Comesa public relations officer Mwangi Gakunga said the online trade facilitation tool that is being used by players in the transport chain within the trade bloc will effectively manage transit goods and consequently reduce the cost of doing business.
He said the rollout of the Comesa Cvtfs in Malawi was conducted from July 21 to 26 2014 by a technical team from Comesa which set up the system’s control centre at the Malawi Revenue Authority (MRA).
“Cvtfs provides full visibility, in real time, of all tagged consignments from source to destination. It provides an effective solution for cargo tracking management and the system is accessible to customs authorities, freight forwarders, insurance companies, banks, port authorities, container freight stations and traders to mention but a few,” said Gakunga.
He said a draft memorandum of understanding (MoU) on the implementation of the online trade system in Malawi and an operation manual were submitted to MRA and was expected to review and submit to Comesa secretariat by August 10 2014 in preparation for commercialization of the system.
Gakunga said discussions regarding the commercialisation of Cvtfs and preparation for its usage on fuel tankers, open bulk cargo and vehicle locks were initiated in preparation of the system’s roll out.
“Prior to the rollout, a selection of border points and transit routes was done in addition to training of assigned MRA experts on the system. Testing of export of high valued cargo such as tea and imports have been successfully carried out for three key routes: Mwanza to Blantyre, Blantyre to Muloza and Dedza to Lilongwe,” he said.

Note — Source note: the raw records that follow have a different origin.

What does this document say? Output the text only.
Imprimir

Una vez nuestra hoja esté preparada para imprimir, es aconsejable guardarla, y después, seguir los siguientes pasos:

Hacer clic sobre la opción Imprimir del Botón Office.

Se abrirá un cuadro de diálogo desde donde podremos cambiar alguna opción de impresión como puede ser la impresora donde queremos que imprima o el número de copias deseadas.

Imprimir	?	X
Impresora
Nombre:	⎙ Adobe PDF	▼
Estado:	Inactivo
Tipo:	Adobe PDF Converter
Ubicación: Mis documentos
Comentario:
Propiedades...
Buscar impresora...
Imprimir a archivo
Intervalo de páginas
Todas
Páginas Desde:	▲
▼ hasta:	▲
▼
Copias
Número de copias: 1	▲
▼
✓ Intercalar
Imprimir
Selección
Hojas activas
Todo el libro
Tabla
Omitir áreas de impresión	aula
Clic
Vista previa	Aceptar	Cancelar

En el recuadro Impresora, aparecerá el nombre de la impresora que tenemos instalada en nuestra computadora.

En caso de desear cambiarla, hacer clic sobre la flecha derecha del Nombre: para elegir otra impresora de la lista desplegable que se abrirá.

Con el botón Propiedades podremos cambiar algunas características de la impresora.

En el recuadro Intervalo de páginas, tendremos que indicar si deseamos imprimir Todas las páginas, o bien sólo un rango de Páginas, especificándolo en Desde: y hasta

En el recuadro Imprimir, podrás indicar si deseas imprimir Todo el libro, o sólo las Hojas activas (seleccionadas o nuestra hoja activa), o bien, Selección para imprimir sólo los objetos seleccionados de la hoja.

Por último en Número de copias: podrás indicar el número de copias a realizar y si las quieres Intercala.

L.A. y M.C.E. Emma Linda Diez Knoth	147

With these innovations, MRA is now in the process of setting up inspection zones where the arming, inspection and disarming by assigned officers will be carried out.
Meanwhile, Ethiopia and Djibouti have resumed activities towards the implementation of the Cvtfs along their main transit corridor, following a joint meeting between representatives of the two States to iron out the challenges that have led to delays in rolling out the system.
Cvtfs has been successfully implemented in the northern corridor comprising Kenya, Uganda, Rwanda and the Democratic Republic of Congo (DRC).